Los minutos se hicieron tan largos mientras yo pensaba en mi madre, en mi hermana y mis hijos, que dejé de escuchar lo que el hombre que me amagaba le decía al chofer para que girara, y comencé a sentir cómo metía su mano entre mi blusa al mismo tiempo que apretaba mi cuello.
Mi cuerpo temblaba mientras les pedía que tomaran todo lo que tenía en la bolsa, que le daba mis tarjetas y contraseñas, mi celular y mi cadena, pero que no me hicieran daño.
Sus palabras huecas diciendo “Ya valiste madre, muñequita” se perdían en mis oídos que sólo proyectaban las palpitaciones de mi corazón.
El taxi se detuvo tras media hora de recorrer calles de la ciudad y fue cuando el fin de mi vida llegó.
Contrario a lo que muchos podrían pensar los últimos 15 minutos de mi existencia en los que intenté defenderme, gritar, patear, morder, rasguñar… ocurrieron tan rápidos que apenas los pude contabilizar en medio de los puñetazos, navajazos y cortes que me hicieron por resistirme a ser violada, a ser bajada del carro y oponer resistencia a mi propia muerte a pesar de tener 45 puñaladas en el cuerpo.
Tirada en el lote baldío, entre la maleza y la basura, lo último que mis oídos escucharon fue “pinche puta pendeja, me mordió la cabrona”, mientras el motor del vehículo arrancaba.
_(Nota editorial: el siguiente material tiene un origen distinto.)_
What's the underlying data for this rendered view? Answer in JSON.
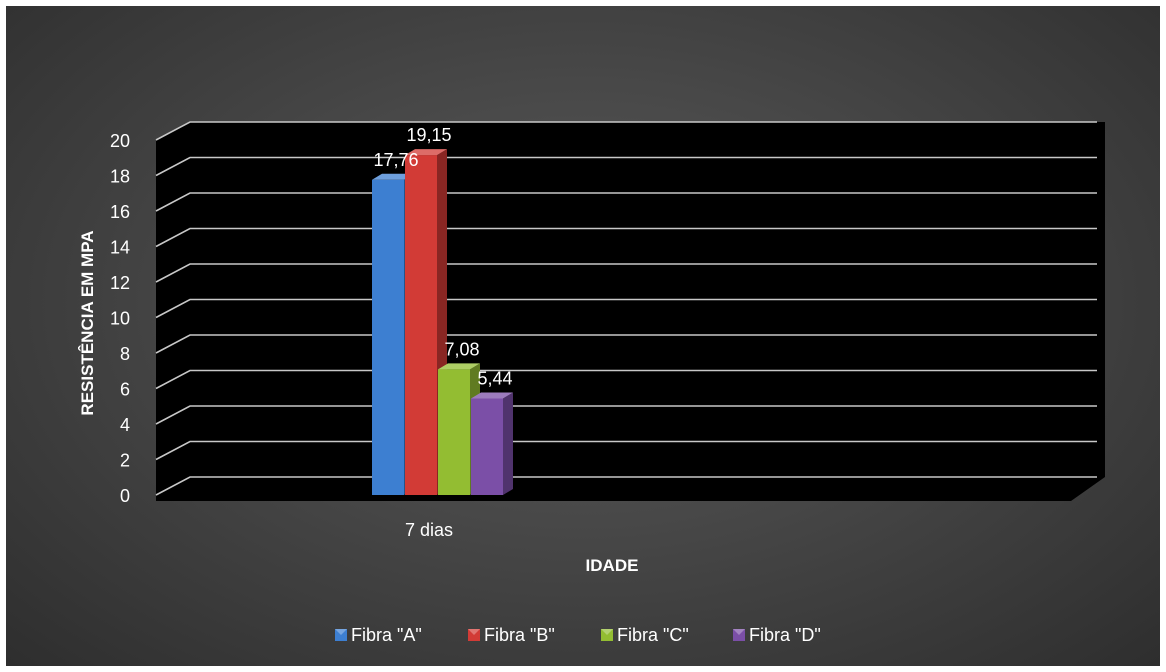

Después… después solo vino oscuridad y frío, mi cuerpo alcanzó a derramar una última lágrima al recordar a mis hijos y mi madre, y tras pensar “perdón”, mi cuerpo dejó de respirar.
Ahora estoy aquí, de pie junto a Claudia, tomando de la mano a Josefa que tiene en brazos a Saraí; ellas y otras 457 mujeres estamos aquí, esperando en primera fila desde el limbo el momento en que nuestra voz se escuche, esperando que haya justicia por nuestros asesinatos.